Rogers announced this morning that it would not bid on the 2014 and 2016 Olympic Games, citing “scheduling conflicts” and “financial priorities.” The decision does not impact the partnership between Rogers and Bell Media for the 2012 London Olympics.
“The Olympics of 2014 and 2016 was a property that we needed to evaluate,” said Pelley, a one-time TSN executive who arrived at Rogers last summer after steering the Olympic Broadcast Media Consortium through the 2010 Vancouver Games.
“You evaluate every property on many different factors: how it affects scheduling, what’s the business model, does it affect your brand, how does it affect the consumer?
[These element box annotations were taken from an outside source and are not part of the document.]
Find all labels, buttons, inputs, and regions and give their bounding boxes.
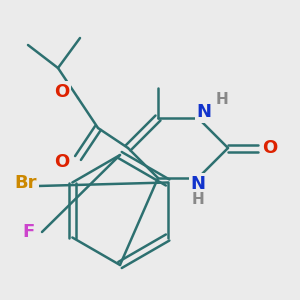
- Text: H: H: [216, 92, 228, 107]
- Text: N: N: [190, 175, 206, 193]
- Text: H: H: [192, 193, 204, 208]
- Text: O: O: [262, 139, 278, 157]
- Text: F: F: [22, 223, 34, 241]
- Text: O: O: [54, 83, 70, 101]
- Text: N: N: [196, 103, 211, 121]
- Text: Br: Br: [15, 174, 37, 192]
- Text: O: O: [54, 153, 70, 171]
When we put all the variables together, it led us to [conclude] ‘This really isn’t a fit for us right now.’”
Pelley said that primetime coverage of next year’s London Olympics is already going to create “quite a conflict” with established Sportsnet properties such as Rogers Cup tennis and Toronto Blue Jays telecasts.
“It’s like buying something that you don’t need,” he said of the 2014 and 2016 Games. “You put that together with what we believe is a financial situation that is not positive, it made for an easy decision.”
Rogers and consortium partner Bell Media are increasingly fierce broadcast rivals, embroiled in a ratings war that encompasses their respective sports properties Sportsnet and TSN, as well as their conventional channels Citytv and CTV.
In addition, Rogers recently opened up yet another front in the ratings war with the launch of a 24-hour news channel for the Toronto market that will directly compete with the Bell Media-owned CP24.
Elsewhere, Rogers and BCE are bitter rivals in the cable, wireless, internet and home phone sectors.
“That was a variable that came into the mix for sure,” said Pelley. “But domestic Games [like the 2010 Vancouver Games] are special, they’re once in a lifetime. The Olympics in Sochi [2014] and Rio [2016] are very good, solid properties, but we have very solid properties in those timeslots with things like the Blue Jays, CHL hockey, Rogers Cup Tennis, UFC – commitments that we were going to have to pre-empt.”
Pelley said that the projected financial returns for the 2014 and 2016 Games were also a factor in the decision, although he didn’t rule out a future return to Olympic broadcasting.
“We’ve informed the International Olympic Committee that we would be very interested in looking at 2018 and 2020 when our portfolio is perhaps a little larger,” he said.